An historic east Leeds landmark could be set for a new lease of life under proposals submitted to the city council.
The plans would see Ledston Hall being converted into a total of 10 residential properties, including four houses and a number of apartments.
Dating back to the 13th century, the Grade I listed building is held in a charitable trust by the Wheler Foundation, which was set up following the death of its last incumbent, Granville Wheler, in 2005.
Today the majority of the hall is derelict, although four apartments in its south wing are currently occupied.
Planning documents lodged with the council say the Wheler Foundation wants to “maintain and preserve” the building, ideally for public benefit.
A statement submitted by architecture and design firm Purcell on the foundation’s behalf says: “In order for this to be achieved it is necessary to carry out extensive repairs to the hall and provide a new long-term use for the building.”
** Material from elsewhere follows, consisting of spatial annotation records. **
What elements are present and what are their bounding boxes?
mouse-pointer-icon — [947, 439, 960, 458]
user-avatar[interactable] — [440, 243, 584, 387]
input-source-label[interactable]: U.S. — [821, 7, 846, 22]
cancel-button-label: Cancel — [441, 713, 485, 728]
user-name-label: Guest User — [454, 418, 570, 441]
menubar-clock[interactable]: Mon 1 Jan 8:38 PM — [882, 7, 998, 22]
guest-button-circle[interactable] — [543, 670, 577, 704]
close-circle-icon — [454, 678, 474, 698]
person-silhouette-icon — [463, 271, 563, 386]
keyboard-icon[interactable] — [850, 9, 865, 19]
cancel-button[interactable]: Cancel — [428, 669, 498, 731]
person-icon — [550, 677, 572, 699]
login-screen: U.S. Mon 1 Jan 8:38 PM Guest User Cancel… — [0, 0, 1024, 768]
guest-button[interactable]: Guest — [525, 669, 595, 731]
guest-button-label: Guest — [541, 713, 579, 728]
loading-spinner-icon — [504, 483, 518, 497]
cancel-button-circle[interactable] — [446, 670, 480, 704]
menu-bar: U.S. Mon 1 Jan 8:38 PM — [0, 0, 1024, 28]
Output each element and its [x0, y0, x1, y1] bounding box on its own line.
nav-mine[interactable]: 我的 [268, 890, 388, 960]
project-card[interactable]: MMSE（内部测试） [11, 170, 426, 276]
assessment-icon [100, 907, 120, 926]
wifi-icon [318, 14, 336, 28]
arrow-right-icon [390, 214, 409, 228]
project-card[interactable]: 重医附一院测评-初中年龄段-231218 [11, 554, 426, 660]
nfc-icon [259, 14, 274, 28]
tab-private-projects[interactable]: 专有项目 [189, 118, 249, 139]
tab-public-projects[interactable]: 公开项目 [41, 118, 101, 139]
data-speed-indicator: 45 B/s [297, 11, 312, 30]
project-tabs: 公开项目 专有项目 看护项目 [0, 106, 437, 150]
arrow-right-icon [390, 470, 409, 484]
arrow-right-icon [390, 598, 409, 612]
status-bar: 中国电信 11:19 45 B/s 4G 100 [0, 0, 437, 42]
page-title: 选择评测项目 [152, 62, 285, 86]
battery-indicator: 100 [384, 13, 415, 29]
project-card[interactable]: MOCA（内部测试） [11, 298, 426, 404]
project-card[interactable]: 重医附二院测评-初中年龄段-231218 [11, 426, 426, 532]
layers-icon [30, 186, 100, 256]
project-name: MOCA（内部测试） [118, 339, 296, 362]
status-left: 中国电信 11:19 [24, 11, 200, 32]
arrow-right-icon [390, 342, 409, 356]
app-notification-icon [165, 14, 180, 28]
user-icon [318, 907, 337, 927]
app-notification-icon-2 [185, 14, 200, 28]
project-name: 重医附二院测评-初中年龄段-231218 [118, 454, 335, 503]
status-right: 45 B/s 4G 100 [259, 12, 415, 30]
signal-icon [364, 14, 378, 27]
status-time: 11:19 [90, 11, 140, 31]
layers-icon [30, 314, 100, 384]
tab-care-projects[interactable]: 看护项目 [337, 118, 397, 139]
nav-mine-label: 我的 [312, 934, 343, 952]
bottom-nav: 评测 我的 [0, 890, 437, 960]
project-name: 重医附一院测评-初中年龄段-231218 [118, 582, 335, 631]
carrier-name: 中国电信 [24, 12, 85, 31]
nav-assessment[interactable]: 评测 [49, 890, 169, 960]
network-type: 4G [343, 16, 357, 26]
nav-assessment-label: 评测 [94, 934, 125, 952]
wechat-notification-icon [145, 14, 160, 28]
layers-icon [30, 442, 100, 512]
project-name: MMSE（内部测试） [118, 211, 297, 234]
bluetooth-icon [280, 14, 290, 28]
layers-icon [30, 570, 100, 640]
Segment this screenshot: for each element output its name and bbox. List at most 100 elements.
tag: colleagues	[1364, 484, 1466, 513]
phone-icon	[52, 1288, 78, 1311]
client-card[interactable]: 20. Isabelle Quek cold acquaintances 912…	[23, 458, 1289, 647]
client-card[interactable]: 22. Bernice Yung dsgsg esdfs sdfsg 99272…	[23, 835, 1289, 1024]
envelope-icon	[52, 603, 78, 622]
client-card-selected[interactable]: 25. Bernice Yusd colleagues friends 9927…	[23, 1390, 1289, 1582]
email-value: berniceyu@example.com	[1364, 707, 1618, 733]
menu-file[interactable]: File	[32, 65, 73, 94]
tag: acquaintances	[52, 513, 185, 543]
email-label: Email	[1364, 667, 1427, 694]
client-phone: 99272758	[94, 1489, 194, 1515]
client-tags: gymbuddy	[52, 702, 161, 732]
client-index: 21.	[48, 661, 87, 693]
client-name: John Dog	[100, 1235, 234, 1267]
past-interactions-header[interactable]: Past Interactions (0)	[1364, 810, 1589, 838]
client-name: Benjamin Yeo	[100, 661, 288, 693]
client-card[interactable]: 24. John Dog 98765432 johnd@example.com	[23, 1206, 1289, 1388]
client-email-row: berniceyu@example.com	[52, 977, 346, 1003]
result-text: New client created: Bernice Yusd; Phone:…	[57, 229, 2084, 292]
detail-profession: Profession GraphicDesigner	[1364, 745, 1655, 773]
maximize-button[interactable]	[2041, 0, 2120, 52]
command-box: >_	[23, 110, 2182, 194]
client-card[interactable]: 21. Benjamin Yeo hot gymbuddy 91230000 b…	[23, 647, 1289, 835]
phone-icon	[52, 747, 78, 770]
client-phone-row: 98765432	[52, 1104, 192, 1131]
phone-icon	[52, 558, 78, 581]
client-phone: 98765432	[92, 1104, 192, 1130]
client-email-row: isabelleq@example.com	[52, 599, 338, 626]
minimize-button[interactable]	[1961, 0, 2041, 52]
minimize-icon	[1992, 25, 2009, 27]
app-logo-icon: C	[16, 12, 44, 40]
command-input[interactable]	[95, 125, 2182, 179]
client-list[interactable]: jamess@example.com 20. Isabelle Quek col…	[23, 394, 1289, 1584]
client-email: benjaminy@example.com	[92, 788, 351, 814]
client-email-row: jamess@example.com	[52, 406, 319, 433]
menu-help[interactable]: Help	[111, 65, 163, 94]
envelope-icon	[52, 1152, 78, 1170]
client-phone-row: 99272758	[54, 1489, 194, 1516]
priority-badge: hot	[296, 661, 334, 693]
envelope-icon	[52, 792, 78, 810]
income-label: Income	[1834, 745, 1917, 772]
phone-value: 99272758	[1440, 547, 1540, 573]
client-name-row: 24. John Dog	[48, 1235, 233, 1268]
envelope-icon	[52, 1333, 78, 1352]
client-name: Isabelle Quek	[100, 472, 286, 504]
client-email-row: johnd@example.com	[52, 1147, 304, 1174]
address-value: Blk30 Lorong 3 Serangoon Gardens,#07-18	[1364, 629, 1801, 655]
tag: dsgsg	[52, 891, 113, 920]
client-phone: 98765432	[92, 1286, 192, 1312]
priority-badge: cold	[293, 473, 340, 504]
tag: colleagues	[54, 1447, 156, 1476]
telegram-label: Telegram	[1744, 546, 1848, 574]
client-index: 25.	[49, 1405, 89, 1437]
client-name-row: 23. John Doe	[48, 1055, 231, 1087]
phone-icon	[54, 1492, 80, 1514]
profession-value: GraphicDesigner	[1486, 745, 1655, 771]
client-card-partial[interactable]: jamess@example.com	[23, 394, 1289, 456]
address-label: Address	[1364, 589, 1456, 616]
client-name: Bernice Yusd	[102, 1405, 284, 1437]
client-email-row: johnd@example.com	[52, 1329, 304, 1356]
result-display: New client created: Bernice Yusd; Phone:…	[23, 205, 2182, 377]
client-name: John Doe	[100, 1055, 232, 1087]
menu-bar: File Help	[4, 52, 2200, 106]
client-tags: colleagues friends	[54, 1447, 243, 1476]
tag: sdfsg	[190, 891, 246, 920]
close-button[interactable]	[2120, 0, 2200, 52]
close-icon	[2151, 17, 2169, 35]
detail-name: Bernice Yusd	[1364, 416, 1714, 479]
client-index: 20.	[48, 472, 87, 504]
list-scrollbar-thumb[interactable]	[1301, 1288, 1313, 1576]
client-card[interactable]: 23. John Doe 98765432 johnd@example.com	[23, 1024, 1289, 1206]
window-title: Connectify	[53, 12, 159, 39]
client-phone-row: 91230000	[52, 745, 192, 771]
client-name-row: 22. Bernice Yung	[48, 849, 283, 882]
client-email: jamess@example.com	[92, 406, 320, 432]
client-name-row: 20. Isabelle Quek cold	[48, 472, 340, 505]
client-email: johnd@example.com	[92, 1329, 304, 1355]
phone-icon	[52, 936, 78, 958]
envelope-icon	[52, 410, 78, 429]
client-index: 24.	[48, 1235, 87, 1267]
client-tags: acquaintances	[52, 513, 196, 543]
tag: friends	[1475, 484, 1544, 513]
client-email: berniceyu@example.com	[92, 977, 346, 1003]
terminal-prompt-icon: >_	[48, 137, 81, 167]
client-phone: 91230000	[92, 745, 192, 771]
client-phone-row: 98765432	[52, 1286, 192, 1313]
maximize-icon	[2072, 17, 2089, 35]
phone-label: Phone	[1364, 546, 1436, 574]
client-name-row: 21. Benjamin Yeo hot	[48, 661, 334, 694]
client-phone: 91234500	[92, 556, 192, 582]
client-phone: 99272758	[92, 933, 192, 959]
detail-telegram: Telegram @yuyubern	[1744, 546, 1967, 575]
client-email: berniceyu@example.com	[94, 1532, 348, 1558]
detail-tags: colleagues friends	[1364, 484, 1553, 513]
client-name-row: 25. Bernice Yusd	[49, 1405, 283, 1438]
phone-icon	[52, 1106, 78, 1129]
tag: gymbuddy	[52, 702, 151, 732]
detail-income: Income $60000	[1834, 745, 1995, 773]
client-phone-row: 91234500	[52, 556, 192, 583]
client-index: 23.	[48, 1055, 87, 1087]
It also says: “Without major intervention the condition of the hall will continue to deteriorate.”
In addition to the new properties, non-residential public space would be provided for educational activities as well as celebratory or business functions.
An access road would also be created to the north of the hall while external garages to the north east would be demolished.
The plans have won full support from English Heritage, which has included the site on its ‘at risk’ register for a number of years.
Kerry Babington, English Heritage’s inspector of historic buildings and areas, says in a letter to the council that the scheme would bring the building into an “active, long-term sustainable use”.
Purcell’s statement to the council says there is also “a great deal of local interest and support for the restoration of the hall”.